Tom peered at Ben in the lamplight coming through the open door. "Lester's a strong man. But I don't see any bruises on you."
"I didn't go to fight him. I went to give him a beating.
"Did you give him a good one?"
"Left him laying flat with broken bones and bleeding."
"Couldn't have happened to a more deserving fellow. He's been needing a thrashing for a long time. Just last month he knocked the hell out of Eddy for simply talking with one of his wives, the one named Alice."
"Hell, if I'd known that, I would've give him even more." Eddy was Tom's younger brother.
"But why did you feel it necessary to fight him?"
"He hit Maude Bradshaw."
"You mean Maude Ivorsen."
"I reckon so, now that she's married to that bastard."
"Lester does rule his covey of hens with a hard hand."
"Too damn hard. She tried to tell me that she fell, but I knew better."
"All of Lester's wives are pretty. But Maude is the prettiest. I remember how she used to look at you when you were around here."
"She is real easy to look at." Ben regretted not knowing Maude's feelings toward him back in those long past days.
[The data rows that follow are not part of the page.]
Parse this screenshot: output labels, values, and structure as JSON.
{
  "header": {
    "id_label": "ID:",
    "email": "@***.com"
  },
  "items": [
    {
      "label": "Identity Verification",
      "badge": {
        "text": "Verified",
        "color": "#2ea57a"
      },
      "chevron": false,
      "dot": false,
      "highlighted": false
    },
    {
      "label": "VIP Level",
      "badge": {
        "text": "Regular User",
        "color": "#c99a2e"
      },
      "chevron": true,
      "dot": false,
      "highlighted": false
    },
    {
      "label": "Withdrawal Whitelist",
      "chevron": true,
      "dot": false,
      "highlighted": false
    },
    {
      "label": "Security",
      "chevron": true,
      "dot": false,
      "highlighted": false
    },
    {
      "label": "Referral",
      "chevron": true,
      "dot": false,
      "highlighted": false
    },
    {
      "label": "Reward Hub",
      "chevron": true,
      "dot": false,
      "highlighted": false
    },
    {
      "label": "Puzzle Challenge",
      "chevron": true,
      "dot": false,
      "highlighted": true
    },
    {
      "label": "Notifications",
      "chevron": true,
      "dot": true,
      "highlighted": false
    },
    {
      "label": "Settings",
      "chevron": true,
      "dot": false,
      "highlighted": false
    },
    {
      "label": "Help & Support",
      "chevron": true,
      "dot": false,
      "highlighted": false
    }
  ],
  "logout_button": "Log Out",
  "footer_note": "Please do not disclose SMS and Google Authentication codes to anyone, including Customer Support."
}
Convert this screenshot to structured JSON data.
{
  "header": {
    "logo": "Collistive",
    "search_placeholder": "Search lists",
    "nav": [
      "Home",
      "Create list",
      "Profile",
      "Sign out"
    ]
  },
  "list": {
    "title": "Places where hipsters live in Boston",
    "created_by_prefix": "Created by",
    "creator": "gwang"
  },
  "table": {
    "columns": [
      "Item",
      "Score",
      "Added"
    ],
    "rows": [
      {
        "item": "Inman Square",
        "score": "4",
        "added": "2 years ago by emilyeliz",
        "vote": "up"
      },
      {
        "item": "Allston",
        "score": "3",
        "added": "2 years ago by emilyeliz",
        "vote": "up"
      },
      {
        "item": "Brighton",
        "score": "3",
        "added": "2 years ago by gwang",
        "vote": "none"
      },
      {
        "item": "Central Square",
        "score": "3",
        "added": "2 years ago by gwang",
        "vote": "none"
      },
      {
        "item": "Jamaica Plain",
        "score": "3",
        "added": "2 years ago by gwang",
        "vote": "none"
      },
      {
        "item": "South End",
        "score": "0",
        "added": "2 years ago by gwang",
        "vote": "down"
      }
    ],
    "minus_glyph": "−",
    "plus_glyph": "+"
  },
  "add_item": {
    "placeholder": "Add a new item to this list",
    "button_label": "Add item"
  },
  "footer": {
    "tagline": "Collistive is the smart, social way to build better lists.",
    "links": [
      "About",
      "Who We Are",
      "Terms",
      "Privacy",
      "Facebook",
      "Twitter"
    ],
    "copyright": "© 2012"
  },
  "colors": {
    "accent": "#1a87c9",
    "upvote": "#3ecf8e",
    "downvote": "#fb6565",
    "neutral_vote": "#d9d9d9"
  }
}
"Ben, be careful about Lester for he's a mean one. He probably won't go to the sheriff. He'll come looking for you himself."
"I don't think he ever got a look at my face. But if he does come after me, I hope he comes with a gun."
"I've heard too much already," Tom said. He rose from the rocking chair. "Well, knowing you, you're probably hungry. So come inside and let's see what we can find to eat before we go to bed."